Os industriais da carne consideram impróprio atribuir a um único fator um risco aumentado de cancro, rejeitando “firmemente” a classificação feita pela agência da Organização Mundial da Saúde que estuda esta doença.

A Associação Portuguesa dos Industriais de Carnes decidiu subscrever a posição da associação europeia sobre a classificação feita pela Agência Internacional para a Investigação sobre o Cancro (IARC, na sigla em inglês) que considerou que a carne processada – como bacon, salsichas ou presunto – é cancerígena para os seres humanos.
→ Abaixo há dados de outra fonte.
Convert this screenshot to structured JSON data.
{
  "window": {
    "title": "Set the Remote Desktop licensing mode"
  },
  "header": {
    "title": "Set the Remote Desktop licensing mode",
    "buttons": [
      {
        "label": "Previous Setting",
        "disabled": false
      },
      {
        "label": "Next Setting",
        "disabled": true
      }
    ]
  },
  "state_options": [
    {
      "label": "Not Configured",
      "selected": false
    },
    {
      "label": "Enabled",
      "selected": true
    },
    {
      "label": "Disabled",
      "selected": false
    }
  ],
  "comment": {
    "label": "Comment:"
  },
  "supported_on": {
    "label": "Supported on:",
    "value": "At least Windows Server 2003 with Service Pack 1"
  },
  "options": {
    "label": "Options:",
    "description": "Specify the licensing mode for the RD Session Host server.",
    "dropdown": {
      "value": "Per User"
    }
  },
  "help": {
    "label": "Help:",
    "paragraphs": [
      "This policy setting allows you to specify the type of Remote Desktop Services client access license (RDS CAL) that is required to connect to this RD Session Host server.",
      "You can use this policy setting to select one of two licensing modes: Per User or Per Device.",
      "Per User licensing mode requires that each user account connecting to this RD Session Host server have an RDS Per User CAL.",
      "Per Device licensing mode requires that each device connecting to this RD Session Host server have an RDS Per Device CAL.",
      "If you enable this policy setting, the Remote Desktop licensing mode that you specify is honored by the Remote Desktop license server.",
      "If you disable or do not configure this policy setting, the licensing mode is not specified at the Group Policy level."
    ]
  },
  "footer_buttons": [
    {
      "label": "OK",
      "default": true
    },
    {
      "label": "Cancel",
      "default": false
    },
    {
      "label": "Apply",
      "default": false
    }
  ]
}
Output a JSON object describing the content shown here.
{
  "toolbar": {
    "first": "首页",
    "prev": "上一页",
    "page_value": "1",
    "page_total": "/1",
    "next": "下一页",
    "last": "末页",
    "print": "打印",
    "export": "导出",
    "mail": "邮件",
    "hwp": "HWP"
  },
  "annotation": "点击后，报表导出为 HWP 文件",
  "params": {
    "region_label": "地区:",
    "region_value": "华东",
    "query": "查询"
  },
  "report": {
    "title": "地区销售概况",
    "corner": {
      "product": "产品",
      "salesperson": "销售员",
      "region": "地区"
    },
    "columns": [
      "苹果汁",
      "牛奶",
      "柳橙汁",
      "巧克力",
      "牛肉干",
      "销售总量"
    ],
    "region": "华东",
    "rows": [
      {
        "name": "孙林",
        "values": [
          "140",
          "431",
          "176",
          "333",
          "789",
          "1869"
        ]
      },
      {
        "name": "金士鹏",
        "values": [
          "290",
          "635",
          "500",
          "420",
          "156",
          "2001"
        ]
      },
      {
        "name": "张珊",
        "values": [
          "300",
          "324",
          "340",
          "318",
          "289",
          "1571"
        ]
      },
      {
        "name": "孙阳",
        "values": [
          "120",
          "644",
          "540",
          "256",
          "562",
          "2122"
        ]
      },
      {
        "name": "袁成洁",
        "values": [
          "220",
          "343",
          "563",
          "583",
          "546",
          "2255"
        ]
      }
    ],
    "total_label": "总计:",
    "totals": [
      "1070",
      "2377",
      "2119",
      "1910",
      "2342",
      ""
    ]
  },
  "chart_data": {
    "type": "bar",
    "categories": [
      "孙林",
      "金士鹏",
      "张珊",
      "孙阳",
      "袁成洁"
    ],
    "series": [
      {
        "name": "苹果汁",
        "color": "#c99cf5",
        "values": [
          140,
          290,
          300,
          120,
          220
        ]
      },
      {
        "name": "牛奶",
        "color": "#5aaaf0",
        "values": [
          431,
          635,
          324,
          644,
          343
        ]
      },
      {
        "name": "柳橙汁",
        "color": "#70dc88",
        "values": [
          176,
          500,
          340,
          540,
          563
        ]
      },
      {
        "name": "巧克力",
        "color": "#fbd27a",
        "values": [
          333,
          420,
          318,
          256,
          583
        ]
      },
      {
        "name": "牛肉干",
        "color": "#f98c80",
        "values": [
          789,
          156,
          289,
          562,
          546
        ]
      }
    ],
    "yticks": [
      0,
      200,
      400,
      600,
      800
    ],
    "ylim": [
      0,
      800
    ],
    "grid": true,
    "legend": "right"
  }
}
Num comentário enviado à agência Lusa, a associação dos industriais de carnes “considera inapropriado atribuir a um único fator um risco aumentado de cancro”, uma vez que se trata de um “assunto muito complexo que pode ser dependente de uma combinação de muitos fatores, tais como: idade, genética, dieta, ambiente e estilo de vida”.
 

“Não é apenas um grupo específico de alimentos por si só que define os riscos associados à saúde, mas a dieta como um todo, em conjunto com qualquer um dos outros fatores”, refere a nota da Associação Portuguesa, que cita a posição assumida pela Associação Europeia dos Industriais da Carne.


Segundo esta posição, a classificação da IARC seguiu um programa de identificação de perigos que “não incluiu a avaliação de risco”: “isso significa que este estudo não teve em consideração a real exposição à substância ligada ao seu potencial de causar cancro”.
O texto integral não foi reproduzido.